6月も労働相談が100件を超えています。
韓国のMERS感染問題が依然深刻です。22日、病院勤務の女性から相談がありました。「韓国から帰ってきたら病院から出勤を止められた。病院で感染なしの結果が出たら出勤しなさい。その間の給与は支払わない」と言われたという。

感染症が社内で流行すると、従業員やその家族の健康に有害であるばかりでなく、労働力の低下を招き、さらには感染症を拡大させたことによる企業の社会的責任も発生します。

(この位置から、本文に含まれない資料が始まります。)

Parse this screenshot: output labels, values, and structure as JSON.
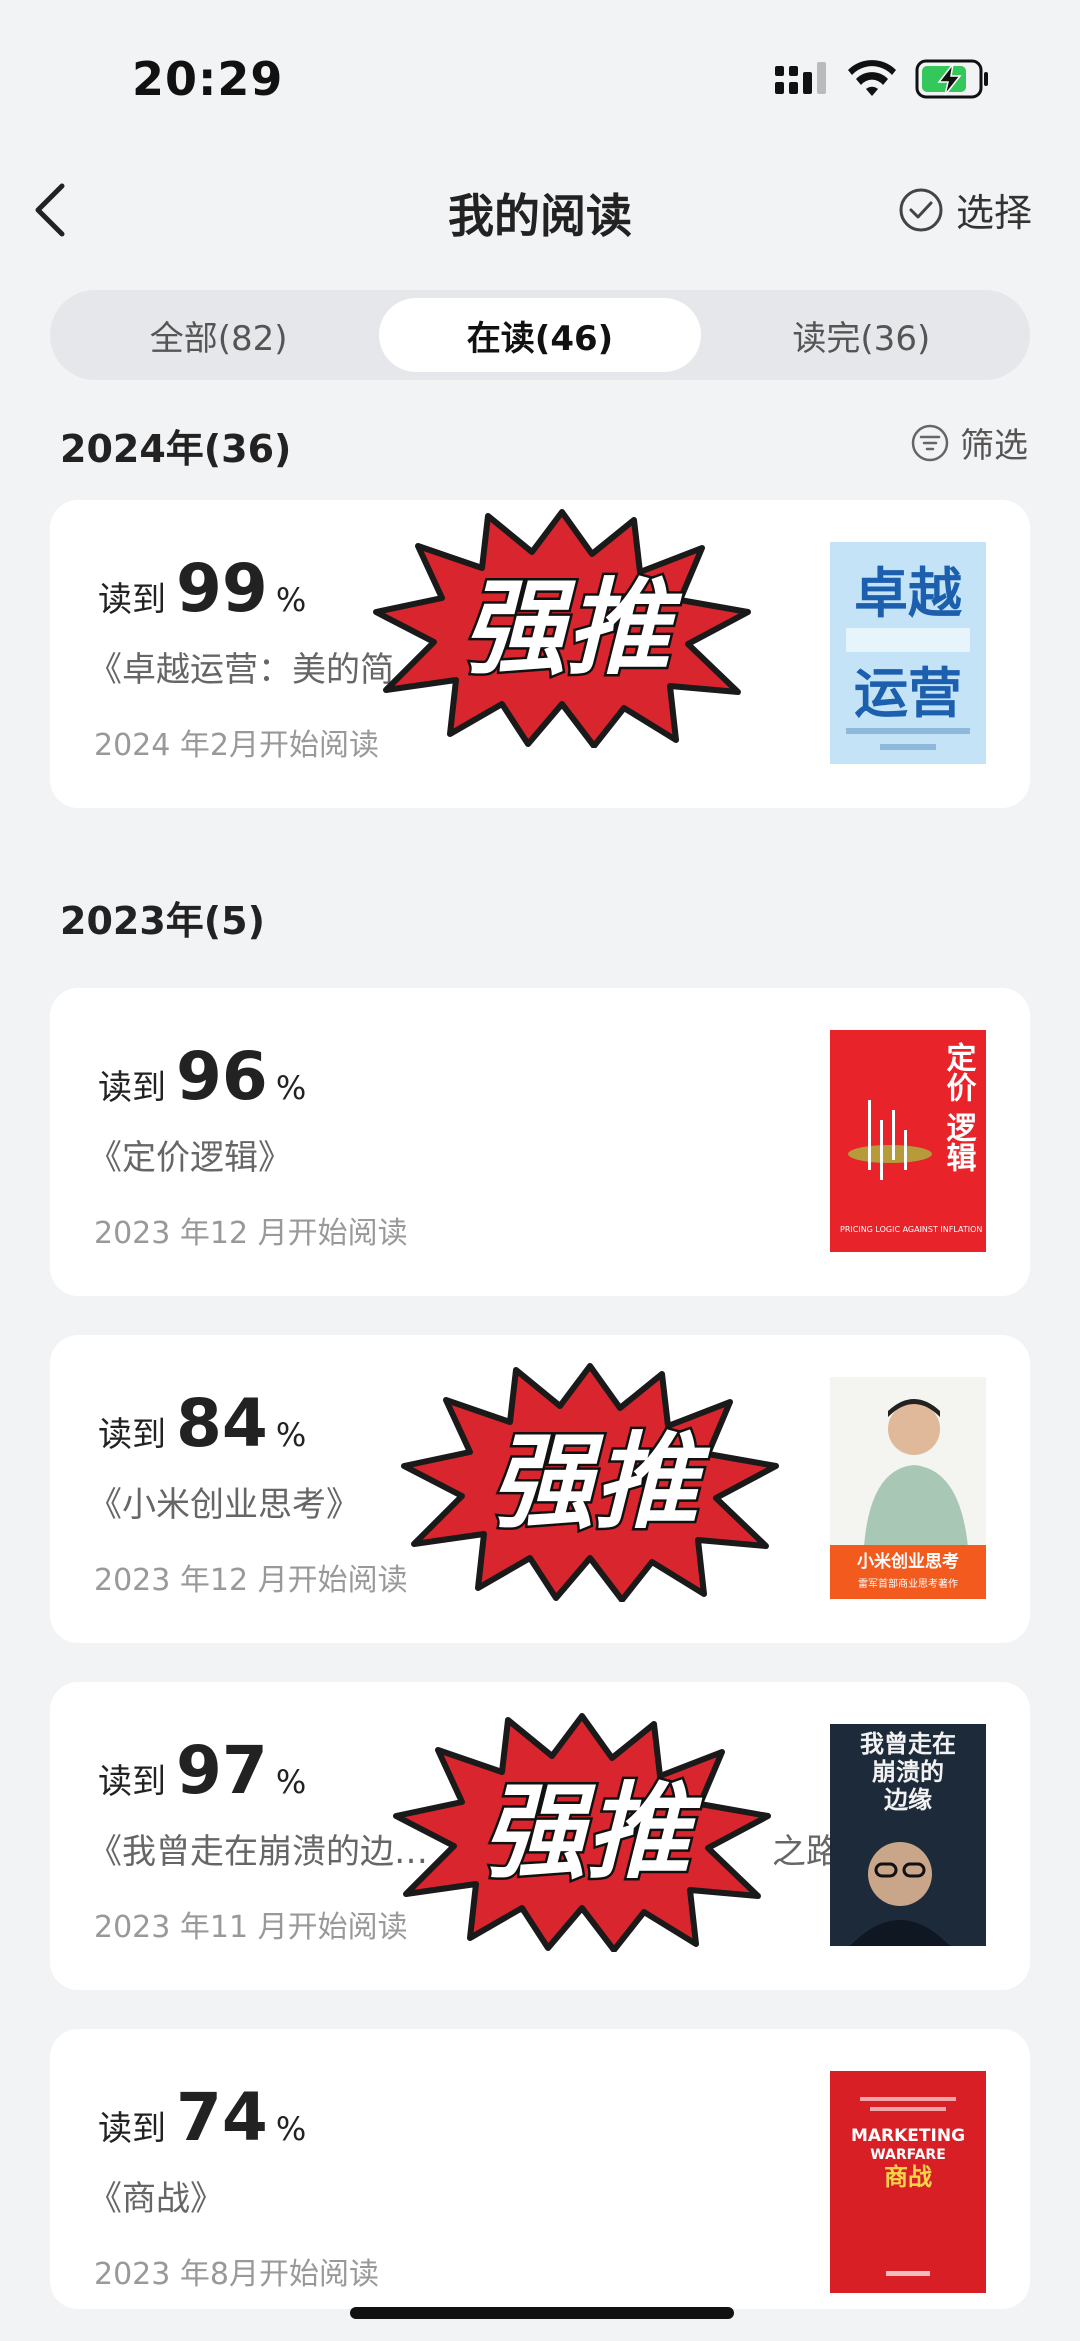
{
  "status_bar": {
    "time": "20:29"
  },
  "nav": {
    "title": "我的阅读",
    "select_label": "选择"
  },
  "tabs": [
    {
      "label": "全部(82)",
      "active": false
    },
    {
      "label": "在读(46)",
      "active": true
    },
    {
      "label": "读完(36)",
      "active": false
    }
  ],
  "filter_label": "筛选",
  "stamp_text": "强推",
  "sections": [
    {
      "header": "2024年(36)"
    },
    {
      "header": "2023年(5)"
    }
  ],
  "progress_prefix": "读到",
  "progress_suffix": "%",
  "books": [
    {
      "progress": "99",
      "title": "《卓越运营：美的简",
      "start": "2024 年2月开始阅读",
      "stamped": true,
      "cover": {
        "main": "卓越运营",
        "line1": "卓越",
        "line2": "运营",
        "color": "#bfe0f5"
      }
    },
    {
      "progress": "96",
      "title": "《定价逻辑》",
      "start": "2023 年12 月开始阅读",
      "stamped": false,
      "cover": {
        "main": "定价逻辑",
        "line1": "定价",
        "line2": "逻辑",
        "sub": "PRICING LOGIC AGAINST INFLATION",
        "color": "#e8232a"
      }
    },
    {
      "progress": "84",
      "title": "《小米创业思考》",
      "start": "2023 年12 月开始阅读",
      "stamped": true,
      "cover": {
        "main": "小米创业思考",
        "sub": "雷军首部商业思考著作",
        "color": "#f4f4f1"
      }
    },
    {
      "progress": "97",
      "title": "《我曾走在崩溃的边…",
      "title_tail": "之路》",
      "start": "2023 年11 月开始阅读",
      "stamped": true,
      "cover": {
        "main": "我曾走在崩溃的边缘",
        "line1": "我曾走在",
        "line2": "崩溃的",
        "line3": "边缘",
        "color": "#1c2a3a"
      }
    },
    {
      "progress": "74",
      "title": "《商战》",
      "start": "2023 年8月开始阅读",
      "stamped": false,
      "cover": {
        "main": "商战",
        "line1": "MARKETING",
        "line2": "WARFARE",
        "color": "#d91f26"
      }
    }
  ]
}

感染症に対する法的根拠には、労働安全衛生法(第68条など)があります。指定された感染症にかかった従業員について、会社等は就業制限などの対応により拡大防止に努める必要があります。就業禁止が定められている感染症は、国からの要請に基づくもので企業の都合による自宅待機命令ではないため、休業手当の支払いは不要です。

上記以外の感染症(風疹や季節性インフルエンザなど)は企業の都合による就業禁止となり、休業手当の支払いが必要です。今回のMERS感染は指定感染症ではないのでこのケースに該当すると考えられます。現実的には、有給休暇の取得を促すなどの対応になるでしょう。

増えるメンタルヘルス関連相談にどう対応?

5月21日、メンタルヘルスをテーマに事例研究会があり、増えている事例が紹介されましたが、心が破壊されている本人がどこまで闘えるのか、本人の自己決定の能力、納得性の問題ととともに、その長い闘いを伴走して支える組合や労働相談センターの体制があるのか、さらには職場復帰した場合の相談を含むサポート体制がないと続かない、すぐ辞めてしまうなどが指摘されました。引きこもりの若者の高齢化の問題とともに社会制度として考える課題だと思います。